Sterile soil had also biodegradation activity. That is showed by sumithion degradation of 33%. Maybe the sterilization by autoclaving is not total. It can be the abiotic degradation due to volatilization or catabolism by some substances of soil. Bastide et al. (1985) showed that the degradation of malathion was catalyzed on a complex argilo-humic-Cu2+ showing the particular role of the copper to pesticide biodegradation in soil (Bastide et al., 1985).
| Fig. 6: | Chromatogram of aromatic of sumithion biodegradation products after 10 days (a) and after 30 days (b) of incubation in presence of two years acclimated consortium |
Similar studies has been achieved on isolated microorganisms of soil and adapted to laboratory conditions in presence of pesticides. Results showed biodegradation of Isoproturon (86% in 72 h), Clortoluron (93% in 72 h) and fenitrothion (66% in 72 h). These microorganisms can be freeze-dried and can be used in the bioremediation of soils contaminated by these pesticides (Cernakova, 1995; Harison et al., 1998; Mulbry et al., 1996). What shows that the strain SY can be used in the resolution of the problems of contamination of soils by the sumithion.
A study of fenitrothion biodegradation achieved in an India soil showed that the biodegradation of this pesticide lead to metabolites coming from reactions as oxydative desulphuration, cleavage by hydrolysis of the P-Ô-Aryl link and a demethylation of the pesticide (Roy et al., 1996). The study of the biodegradation of a pesticide in soil is indispensable if this last is destined to be used in agriculture. Indeed the knowledge of the half-life of the pesticide in soil is fundamental for modelling. The laboratory test offers a certain advantage insofar as it gives the possibility to establish the diagram of degradation and a precise balance of the elimination ways including the volatile fractions.

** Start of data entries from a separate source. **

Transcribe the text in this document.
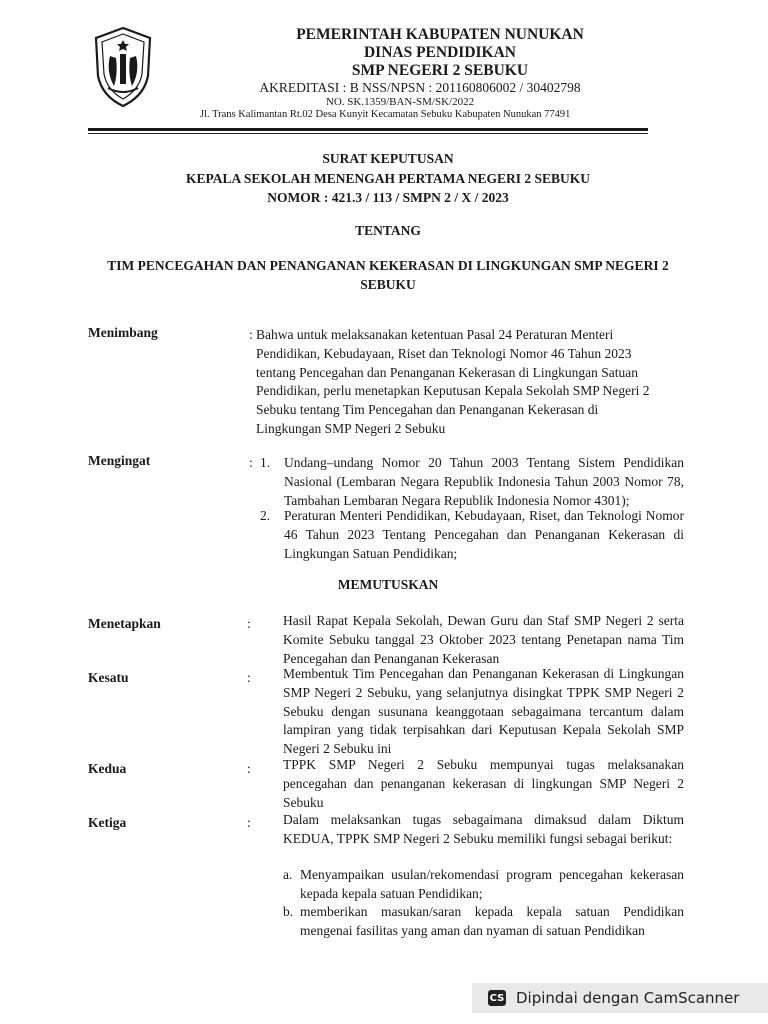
PEMERINTAH KABUPATEN NUNUKAN
DINAS PENDIDIKAN
SMP NEGERI 2 SEBUKU
AKREDITASI : B NSS/NPSN : 201160806002 / 30402798
NO. SK.1359/BAN-SM/SK/2022
Jl. Trans Kalimantan Rt.02 Desa Kunyit Kecamatan Sebuku Kabupaten Nunukan 77491
SURAT KEPUTUSAN
KEPALA SEKOLAH MENENGAH PERTAMA NEGERI 2 SEBUKU
NOMOR : 421.3 / 113 / SMPN 2 / X / 2023
TENTANG
TIM PENCEGAHAN DAN PENANGANAN KEKERASAN DI LINGKUNGAN SMP NEGERI 2
SEBUKU
Menimbang	: Bahwa untuk melaksanakan ketentuan Pasal 24 Peraturan Menteri Pendidikan, Kebudayaan, Riset dan Teknologi Nomor 46 Tahun 2023 tentang Pencegahan dan Penanganan Kekerasan di Lingkungan Satuan Pendidikan, perlu menetapkan Keputusan Kepala Sekolah SMP Negeri 2 Sebuku tentang Tim Pencegahan dan Penanganan Kekerasan di Lingkungan SMP Negeri 2 Sebuku
Mengingat	: 1. Undang–undang Nomor 20 Tahun 2003 Tentang Sistem Pendidikan Nasional (Lembaran Negara Republik Indonesia Tahun 2003 Nomor 78, Tambahan Lembaran Negara Republik Indonesia Nomor 4301);
2. Peraturan Menteri Pendidikan, Kebudayaan, Riset, dan Teknologi Nomor 46 Tahun 2023 Tentang Pencegahan dan Penanganan Kekerasan di Lingkungan Satuan Pendidikan;
MEMUTUSKAN
Menetapkan	: Hasil Rapat Kepala Sekolah, Dewan Guru dan Staf SMP Negeri 2 serta Komite Sebuku tanggal 23 Oktober 2023 tentang Penetapan nama Tim Pencegahan dan Penanganan Kekerasan
Kesatu	: Membentuk Tim Pencegahan dan Penanganan Kekerasan di Lingkungan SMP Negeri 2 Sebuku, yang selanjutnya disingkat TPPK SMP Negeri 2 Sebuku dengan susunana keanggotaan sebagaimana tercantum dalam lampiran yang tidak terpisahkan dari Keputusan Kepala Sekolah SMP Negeri 2 Sebuku ini
Kedua	: TPPK SMP Negeri 2 Sebuku mempunyai tugas melaksanakan pencegahan dan penanganan kekerasan di lingkungan SMP Negeri 2 Sebuku
Ketiga	: Dalam melaksankan tugas sebagaimana dimaksud dalam Diktum KEDUA, TPPK SMP Negeri 2 Sebuku memiliki fungsi sebagai berikut:
a. Menyampaikan usulan/rekomendasi program pencegahan kekerasan kepada kepala satuan Pendidikan;
b. memberikan masukan/saran kepada kepala satuan Pendidikan mengenai fasilitas yang aman dan nyaman di satuan Pendidikan
CS Dipindai dengan CamScanner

Metabolites of sumithion biodegradation: The sumithion biodegradation metabolites monitoring showed that this pesticide was completely degraded. Aromatic compounds analysis by HPLC showed after 10 days of incubation a degradation of Sumithion by bacterial consortium leading to the apparition of 8 peaks with a major peak at 16.39. But these peaks disappeared completely after 30 days of incubation what indicated that these molecules are intermediates (Fig. 6). A similar study achieved by Alonso et al. (1997) showed that a mediator of the anaerobic biodegradation of the fenitrothion by a strain Flavobacterium sp. ATCC 27551 was the 3-méthyl-4-nitrophénol. Gas Chromatography analysis showed that the end products of Sumithion degradation are gases. The CO2, the CH4 and the N2 have been detected. It is evident from these results that use of inoculum with strain SY for anaerobic bioremediation of soils contaminated by sumithion could offer advantages insofar there is no accumulation of degradation products susceptible to contaminate the environment.
CONCLUSIONS
The results of our experiments clearly show that the inoculum acclimatized on the Sumithion can be used for the biodepollution of soil and waters contaminated by this pesticide. We report evidence for the existence of microorganisms like SY freshly isolated from natural ecosystems able to degrade pesticide. Although several hundred pesticides with different physical and chemical properties are widely used for agricultural purposes, our study was limited to one pesticide commonly used in Burkina Faso. More detailed monitoring studies have to be carried out on few others representative pesticides used in Burkina Faso.